File "/data/project/spi-tools-dev/www/python/venv/lib/python3.7/site-packages/social_core/backends/oauth.py" in auth_url
  167.         token = self.set_unauthorized_token()

File "/data/project/spi-tools-dev/www/python/venv/lib/python3.7/site-packages/social_core/backends/oauth.py" in set_unauthorized_token
  223.         token = self.unauthorized_token()

File "/data/project/spi-tools-dev/www/python/venv/lib/python3.7/site-packages/social_core/backends/mediawiki.py" in unauthorized_token
  67.             raise AuthException(self, response.content.decode())

Exception Type: AuthException at /oath/login/mediawiki/
Exception Value: Error: &quot;roysmith-test&quot; is an owner-only Connected App. To fetch the access token, see [[Special:OAuthConsumerRegistration/update/2aef91ea064b02b2cf99a44db255b6a2]].

&lt;span class=&quot;plainlinks mw-mwoautherror-details&quot;&gt;Consumer is owner-only, <a class="external" href="https://www.mediawiki.org/wiki/Help:OAuth/Errors#E010">E010</a>&lt;/span&gt;

Event Timeline

Reedy changed the task status from Open to Stalled.Jul 11 2020, 4:29 PM
Reedy added a subscriber: Reedy.

Python social_core incorrectly escapes text in AuthException

I'm not sure what you want us to do here. If python social_core is doing something wrong, we can't fix that...

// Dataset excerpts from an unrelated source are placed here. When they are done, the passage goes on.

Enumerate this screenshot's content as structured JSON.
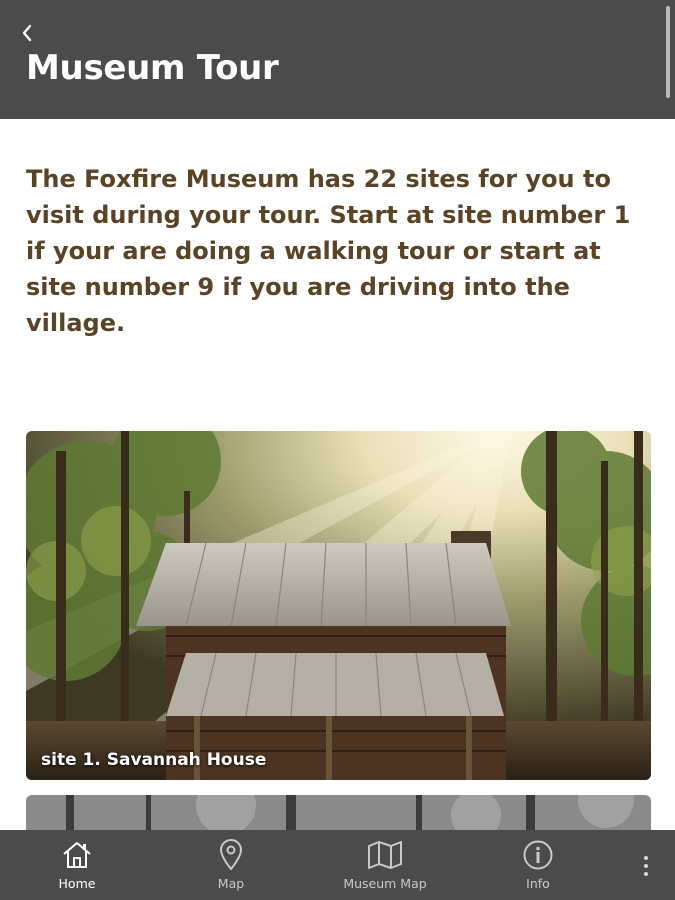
{
  "header": {
    "title": "Museum Tour",
    "back_icon": "chevron-left-icon",
    "background": "#4b4b4b"
  },
  "intro": {
    "text": "The Foxfire Museum has 22 sites for you to visit during your tour. Start at site number 1 if your are doing a walking tour or start at site number 9 if you are driving into the village.",
    "color": "#5b4426"
  },
  "sites": [
    {
      "caption": "site 1. Savannah House"
    }
  ],
  "bottom_nav": {
    "items": [
      {
        "label": "Home",
        "icon": "home-icon",
        "active": true
      },
      {
        "label": "Map",
        "icon": "map-pin-icon",
        "active": false
      },
      {
        "label": "Museum Map",
        "icon": "folded-map-icon",
        "active": false
      },
      {
        "label": "Info",
        "icon": "info-icon",
        "active": false
      }
    ],
    "more_icon": "more-vertical-icon"
  }
}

Please always read and follow https://www.mediawiki.org/wiki/How_to_report_a_bug and be specific where you expect what to happen.

Oh, my bad. I thought that was something developed by MWF.

Unfortunately not.

Looks like it's developed over at https://github.com/python-social-auth/social-core so might want to try filing an issue there :)

It was created by @Tobias1984 in T155945, maybe he can help.